Het neoliberalisme is in de afgelopen decennia verantwoordelijk voor het ondermijnen van ons sociaal fundament (de binnen cirkel in het model van de donuteconomie), maar dat nu even terzijde.


Kunnen we het tij nog keren? That’s the question. Natuurlijk helpen rechtszaken zoals die van Urgenda versus de staat en die van milieudefensie versus Shell, met name omdat beide rechtszaken gewonnen zijn door de aanklagende partij. Maar sceptici vragen zich terecht af of, op respectievelijk nationaal- en bedrijfsniveau, deze strijd tegen de aantasting van het milieu wel enig soelaas biedt. Natuurlijk moeten overheden en multinationals een groen en duurzaam beleid voeren, dat is evident. Maar helaas zijn deze spelers veel meer gericht op de korte- dan op de langetermijn. Als burgers voelen we ons in deze kwestie vaak machteloos. We willen wel veranderen, maar we realiseren ons ook dat onze bijdragen te minutieus zijn om het verschil te maken. We investeren in elektrische auto’s, isoleren onze huizen, schakelen over op groene energie en laten massaal zonnepanelen op onze daken plaatsen. Maar wat we niet weten, is hoe in de hele keten van ‘cradle to grave’ de elektrische auto het ervan afbrengt. Is een elektrische auto wel zoveel milieuvriendelijker, dan de auto met benzinemotor?
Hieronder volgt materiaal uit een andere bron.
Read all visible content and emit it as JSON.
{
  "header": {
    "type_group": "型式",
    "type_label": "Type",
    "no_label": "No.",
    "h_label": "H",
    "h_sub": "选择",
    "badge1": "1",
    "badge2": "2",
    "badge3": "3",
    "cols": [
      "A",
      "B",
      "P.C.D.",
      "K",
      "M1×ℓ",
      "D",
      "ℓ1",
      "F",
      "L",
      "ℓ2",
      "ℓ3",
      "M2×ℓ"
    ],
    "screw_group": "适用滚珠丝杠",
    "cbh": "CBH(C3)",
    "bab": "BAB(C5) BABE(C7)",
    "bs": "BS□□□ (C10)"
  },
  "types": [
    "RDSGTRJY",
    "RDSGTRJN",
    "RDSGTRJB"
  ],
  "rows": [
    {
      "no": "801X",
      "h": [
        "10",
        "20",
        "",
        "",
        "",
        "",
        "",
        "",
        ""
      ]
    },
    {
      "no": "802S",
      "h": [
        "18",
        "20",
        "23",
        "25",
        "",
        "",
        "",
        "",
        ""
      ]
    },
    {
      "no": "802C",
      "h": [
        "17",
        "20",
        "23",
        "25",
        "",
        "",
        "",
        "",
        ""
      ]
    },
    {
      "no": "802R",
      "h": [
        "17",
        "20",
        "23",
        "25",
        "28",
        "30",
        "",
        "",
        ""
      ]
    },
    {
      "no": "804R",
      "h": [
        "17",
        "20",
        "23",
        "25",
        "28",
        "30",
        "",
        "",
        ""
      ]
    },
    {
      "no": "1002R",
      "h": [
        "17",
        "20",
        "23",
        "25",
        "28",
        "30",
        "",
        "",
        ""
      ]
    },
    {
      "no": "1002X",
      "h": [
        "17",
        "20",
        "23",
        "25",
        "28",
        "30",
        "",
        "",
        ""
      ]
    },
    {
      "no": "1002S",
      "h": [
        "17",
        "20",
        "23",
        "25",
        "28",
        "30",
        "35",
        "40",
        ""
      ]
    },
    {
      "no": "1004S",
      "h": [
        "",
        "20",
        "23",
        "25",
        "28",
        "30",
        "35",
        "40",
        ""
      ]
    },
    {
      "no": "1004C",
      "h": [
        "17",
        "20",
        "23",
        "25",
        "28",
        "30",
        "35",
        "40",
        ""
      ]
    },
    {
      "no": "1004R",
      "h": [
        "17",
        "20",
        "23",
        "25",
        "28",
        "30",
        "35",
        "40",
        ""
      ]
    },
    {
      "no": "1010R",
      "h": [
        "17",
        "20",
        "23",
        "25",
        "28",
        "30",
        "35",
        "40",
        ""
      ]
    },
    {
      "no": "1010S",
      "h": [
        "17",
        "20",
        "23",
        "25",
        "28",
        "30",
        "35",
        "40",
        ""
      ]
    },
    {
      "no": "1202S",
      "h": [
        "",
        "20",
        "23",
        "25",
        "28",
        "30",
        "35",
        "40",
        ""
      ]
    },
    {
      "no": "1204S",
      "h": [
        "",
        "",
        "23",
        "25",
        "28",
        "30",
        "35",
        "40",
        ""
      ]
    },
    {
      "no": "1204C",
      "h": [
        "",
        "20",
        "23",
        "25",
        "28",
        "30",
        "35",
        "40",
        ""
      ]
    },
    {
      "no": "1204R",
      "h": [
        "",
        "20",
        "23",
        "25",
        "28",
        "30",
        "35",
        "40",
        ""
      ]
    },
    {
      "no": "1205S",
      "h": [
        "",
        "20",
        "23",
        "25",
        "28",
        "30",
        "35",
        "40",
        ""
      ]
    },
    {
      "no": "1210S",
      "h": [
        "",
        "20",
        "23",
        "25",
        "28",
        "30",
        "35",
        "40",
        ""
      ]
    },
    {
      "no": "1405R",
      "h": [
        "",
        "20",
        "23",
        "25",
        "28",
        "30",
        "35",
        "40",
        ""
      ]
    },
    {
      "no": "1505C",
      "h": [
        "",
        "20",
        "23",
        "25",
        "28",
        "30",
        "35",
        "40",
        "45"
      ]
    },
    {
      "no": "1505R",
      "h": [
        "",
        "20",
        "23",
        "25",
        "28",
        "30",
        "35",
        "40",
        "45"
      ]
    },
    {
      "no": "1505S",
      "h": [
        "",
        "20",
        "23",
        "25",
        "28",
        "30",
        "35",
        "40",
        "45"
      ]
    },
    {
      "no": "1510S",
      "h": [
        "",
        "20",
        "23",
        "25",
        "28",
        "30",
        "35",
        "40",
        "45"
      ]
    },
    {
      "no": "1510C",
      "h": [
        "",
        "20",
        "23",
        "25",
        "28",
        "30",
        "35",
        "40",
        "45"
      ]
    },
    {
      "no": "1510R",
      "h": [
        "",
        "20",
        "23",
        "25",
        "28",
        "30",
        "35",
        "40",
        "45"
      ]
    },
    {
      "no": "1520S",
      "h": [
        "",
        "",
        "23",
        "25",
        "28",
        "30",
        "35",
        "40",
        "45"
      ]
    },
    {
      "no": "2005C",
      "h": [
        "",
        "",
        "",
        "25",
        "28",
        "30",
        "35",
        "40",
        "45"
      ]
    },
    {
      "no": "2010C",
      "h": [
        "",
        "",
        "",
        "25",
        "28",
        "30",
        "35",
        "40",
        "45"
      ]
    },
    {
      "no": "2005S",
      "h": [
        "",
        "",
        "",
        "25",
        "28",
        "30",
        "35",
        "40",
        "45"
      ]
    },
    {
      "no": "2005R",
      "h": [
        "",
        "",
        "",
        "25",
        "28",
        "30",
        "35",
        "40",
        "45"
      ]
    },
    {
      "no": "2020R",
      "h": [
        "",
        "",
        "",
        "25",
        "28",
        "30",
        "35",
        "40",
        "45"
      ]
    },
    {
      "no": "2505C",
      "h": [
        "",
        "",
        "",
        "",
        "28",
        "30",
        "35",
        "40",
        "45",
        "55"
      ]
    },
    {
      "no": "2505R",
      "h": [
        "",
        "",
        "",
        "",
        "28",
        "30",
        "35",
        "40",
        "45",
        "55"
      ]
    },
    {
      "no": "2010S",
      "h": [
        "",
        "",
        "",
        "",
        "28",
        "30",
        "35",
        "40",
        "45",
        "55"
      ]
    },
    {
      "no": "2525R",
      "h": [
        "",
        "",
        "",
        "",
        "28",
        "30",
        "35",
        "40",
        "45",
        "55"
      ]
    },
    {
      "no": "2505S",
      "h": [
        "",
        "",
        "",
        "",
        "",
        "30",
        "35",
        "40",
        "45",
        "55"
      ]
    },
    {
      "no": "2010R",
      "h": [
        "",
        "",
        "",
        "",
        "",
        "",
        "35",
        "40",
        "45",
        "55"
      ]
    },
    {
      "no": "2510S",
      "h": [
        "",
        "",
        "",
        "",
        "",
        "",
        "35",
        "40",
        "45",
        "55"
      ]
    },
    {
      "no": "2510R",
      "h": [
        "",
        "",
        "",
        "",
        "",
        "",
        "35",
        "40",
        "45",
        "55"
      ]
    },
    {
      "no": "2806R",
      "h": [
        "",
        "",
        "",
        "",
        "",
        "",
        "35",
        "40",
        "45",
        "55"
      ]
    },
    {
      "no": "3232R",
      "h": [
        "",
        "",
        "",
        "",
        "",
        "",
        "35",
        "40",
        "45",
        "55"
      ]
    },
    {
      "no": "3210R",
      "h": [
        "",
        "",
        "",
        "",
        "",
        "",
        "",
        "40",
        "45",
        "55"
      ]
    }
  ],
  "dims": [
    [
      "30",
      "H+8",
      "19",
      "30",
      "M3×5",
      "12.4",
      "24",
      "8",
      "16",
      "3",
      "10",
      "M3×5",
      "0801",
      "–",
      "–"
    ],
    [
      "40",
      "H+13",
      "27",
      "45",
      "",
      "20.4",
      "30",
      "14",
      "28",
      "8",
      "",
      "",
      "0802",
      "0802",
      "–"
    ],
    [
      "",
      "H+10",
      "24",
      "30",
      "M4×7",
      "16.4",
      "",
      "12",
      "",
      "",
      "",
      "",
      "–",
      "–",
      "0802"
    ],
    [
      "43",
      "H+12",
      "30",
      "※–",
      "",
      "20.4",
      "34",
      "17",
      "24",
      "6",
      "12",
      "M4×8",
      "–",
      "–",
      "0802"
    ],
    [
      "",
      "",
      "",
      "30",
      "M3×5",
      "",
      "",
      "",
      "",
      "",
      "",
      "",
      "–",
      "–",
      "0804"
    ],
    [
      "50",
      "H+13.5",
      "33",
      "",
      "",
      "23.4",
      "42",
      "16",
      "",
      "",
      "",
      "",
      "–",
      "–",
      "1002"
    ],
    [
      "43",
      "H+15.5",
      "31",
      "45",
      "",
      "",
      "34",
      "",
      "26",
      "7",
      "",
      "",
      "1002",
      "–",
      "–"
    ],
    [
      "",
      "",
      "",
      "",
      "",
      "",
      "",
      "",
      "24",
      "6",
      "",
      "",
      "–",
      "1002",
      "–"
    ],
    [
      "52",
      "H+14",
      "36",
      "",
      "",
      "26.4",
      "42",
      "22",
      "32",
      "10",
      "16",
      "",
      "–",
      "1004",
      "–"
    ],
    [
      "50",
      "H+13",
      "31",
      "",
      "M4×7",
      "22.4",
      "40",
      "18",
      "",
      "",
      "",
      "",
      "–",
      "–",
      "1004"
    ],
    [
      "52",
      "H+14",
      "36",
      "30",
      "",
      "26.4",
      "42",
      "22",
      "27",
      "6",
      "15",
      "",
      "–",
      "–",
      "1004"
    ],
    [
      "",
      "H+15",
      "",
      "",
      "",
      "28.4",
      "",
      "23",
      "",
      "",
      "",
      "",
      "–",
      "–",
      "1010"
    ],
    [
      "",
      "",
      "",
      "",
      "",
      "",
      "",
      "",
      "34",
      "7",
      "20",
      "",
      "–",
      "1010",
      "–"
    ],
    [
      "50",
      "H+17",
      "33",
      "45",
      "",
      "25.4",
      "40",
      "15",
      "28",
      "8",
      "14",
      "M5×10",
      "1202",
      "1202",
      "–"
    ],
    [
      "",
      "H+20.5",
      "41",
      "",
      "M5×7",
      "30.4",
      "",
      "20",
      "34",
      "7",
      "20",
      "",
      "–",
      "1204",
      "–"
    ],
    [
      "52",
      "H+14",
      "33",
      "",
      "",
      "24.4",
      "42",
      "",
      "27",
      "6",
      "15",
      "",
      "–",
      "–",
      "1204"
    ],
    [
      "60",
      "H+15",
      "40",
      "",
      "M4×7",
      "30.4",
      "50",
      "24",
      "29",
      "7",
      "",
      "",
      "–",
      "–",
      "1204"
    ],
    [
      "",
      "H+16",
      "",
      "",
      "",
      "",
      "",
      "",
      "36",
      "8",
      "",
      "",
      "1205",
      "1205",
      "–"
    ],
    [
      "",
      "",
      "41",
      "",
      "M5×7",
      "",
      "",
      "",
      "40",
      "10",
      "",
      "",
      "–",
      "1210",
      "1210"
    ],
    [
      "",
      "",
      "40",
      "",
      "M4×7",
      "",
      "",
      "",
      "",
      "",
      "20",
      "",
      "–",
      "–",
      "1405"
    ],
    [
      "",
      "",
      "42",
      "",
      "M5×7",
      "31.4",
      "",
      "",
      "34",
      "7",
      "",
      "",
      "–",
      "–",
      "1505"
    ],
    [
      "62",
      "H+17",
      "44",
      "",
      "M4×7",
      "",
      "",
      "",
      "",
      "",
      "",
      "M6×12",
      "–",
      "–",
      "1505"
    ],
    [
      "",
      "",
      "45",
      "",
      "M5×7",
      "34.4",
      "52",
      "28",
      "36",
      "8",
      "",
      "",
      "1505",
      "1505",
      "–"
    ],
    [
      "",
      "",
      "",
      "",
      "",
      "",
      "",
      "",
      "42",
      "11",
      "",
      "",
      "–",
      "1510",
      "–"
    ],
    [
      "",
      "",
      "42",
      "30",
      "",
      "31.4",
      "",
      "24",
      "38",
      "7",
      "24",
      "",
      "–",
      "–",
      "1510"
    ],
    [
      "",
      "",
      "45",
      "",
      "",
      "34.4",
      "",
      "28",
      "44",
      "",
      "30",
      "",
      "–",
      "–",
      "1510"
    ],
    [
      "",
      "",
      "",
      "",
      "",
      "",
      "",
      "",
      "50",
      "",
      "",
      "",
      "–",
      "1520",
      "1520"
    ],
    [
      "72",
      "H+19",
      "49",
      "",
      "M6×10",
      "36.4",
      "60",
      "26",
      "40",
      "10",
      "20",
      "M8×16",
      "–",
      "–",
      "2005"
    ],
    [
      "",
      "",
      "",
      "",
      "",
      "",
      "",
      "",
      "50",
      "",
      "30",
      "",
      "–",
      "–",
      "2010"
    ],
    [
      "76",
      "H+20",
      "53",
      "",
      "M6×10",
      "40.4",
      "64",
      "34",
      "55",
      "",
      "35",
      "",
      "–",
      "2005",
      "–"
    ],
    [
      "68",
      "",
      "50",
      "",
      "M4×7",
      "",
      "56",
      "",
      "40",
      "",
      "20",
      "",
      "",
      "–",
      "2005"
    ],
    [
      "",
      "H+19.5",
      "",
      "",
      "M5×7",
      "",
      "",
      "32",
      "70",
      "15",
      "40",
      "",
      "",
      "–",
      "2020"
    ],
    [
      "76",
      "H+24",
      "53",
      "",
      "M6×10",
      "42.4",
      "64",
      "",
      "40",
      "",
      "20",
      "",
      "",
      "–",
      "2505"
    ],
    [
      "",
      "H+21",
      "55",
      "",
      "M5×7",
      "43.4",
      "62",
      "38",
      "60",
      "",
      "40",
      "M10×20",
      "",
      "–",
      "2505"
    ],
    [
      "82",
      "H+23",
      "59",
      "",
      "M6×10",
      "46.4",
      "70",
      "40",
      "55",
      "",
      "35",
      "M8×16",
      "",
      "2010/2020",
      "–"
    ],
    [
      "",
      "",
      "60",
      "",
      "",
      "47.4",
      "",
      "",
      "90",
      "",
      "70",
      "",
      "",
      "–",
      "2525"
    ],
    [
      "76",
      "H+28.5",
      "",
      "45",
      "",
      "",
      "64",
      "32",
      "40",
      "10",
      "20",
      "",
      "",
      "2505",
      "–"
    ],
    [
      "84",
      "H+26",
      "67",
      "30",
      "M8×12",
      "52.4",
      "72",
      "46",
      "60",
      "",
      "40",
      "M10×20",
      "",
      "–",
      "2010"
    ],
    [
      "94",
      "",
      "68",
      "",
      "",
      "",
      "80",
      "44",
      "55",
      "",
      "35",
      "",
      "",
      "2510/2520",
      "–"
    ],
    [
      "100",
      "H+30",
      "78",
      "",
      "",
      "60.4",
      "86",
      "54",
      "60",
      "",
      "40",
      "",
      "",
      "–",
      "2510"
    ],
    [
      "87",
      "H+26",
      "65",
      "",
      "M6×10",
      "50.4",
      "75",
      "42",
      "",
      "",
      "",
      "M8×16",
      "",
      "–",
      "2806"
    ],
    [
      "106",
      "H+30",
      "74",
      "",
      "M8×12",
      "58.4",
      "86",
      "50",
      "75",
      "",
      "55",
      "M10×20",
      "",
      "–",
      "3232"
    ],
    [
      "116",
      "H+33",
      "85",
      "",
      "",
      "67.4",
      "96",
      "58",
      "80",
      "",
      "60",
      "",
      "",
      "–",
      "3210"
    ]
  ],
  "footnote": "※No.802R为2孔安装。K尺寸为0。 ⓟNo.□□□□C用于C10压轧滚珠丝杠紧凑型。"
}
Vanaf 2013 wordt er in de EU gewerkt aan een meetmethode die van elk product de ‘Life Cycle Assessment (LCA)’ in kaart kan brengen. De verschillende fasen in de levenscyclus van een product zijn bijvoorbeeld:

1. delving van grondstoffen

2. transport naar fabriek

3. fabricage van product

4. verpakking

5. transport naar winkel

6. afvalstoffen

7. recyclebaarheid

Uiteraard is dit lijstje sterk productafhankelijk.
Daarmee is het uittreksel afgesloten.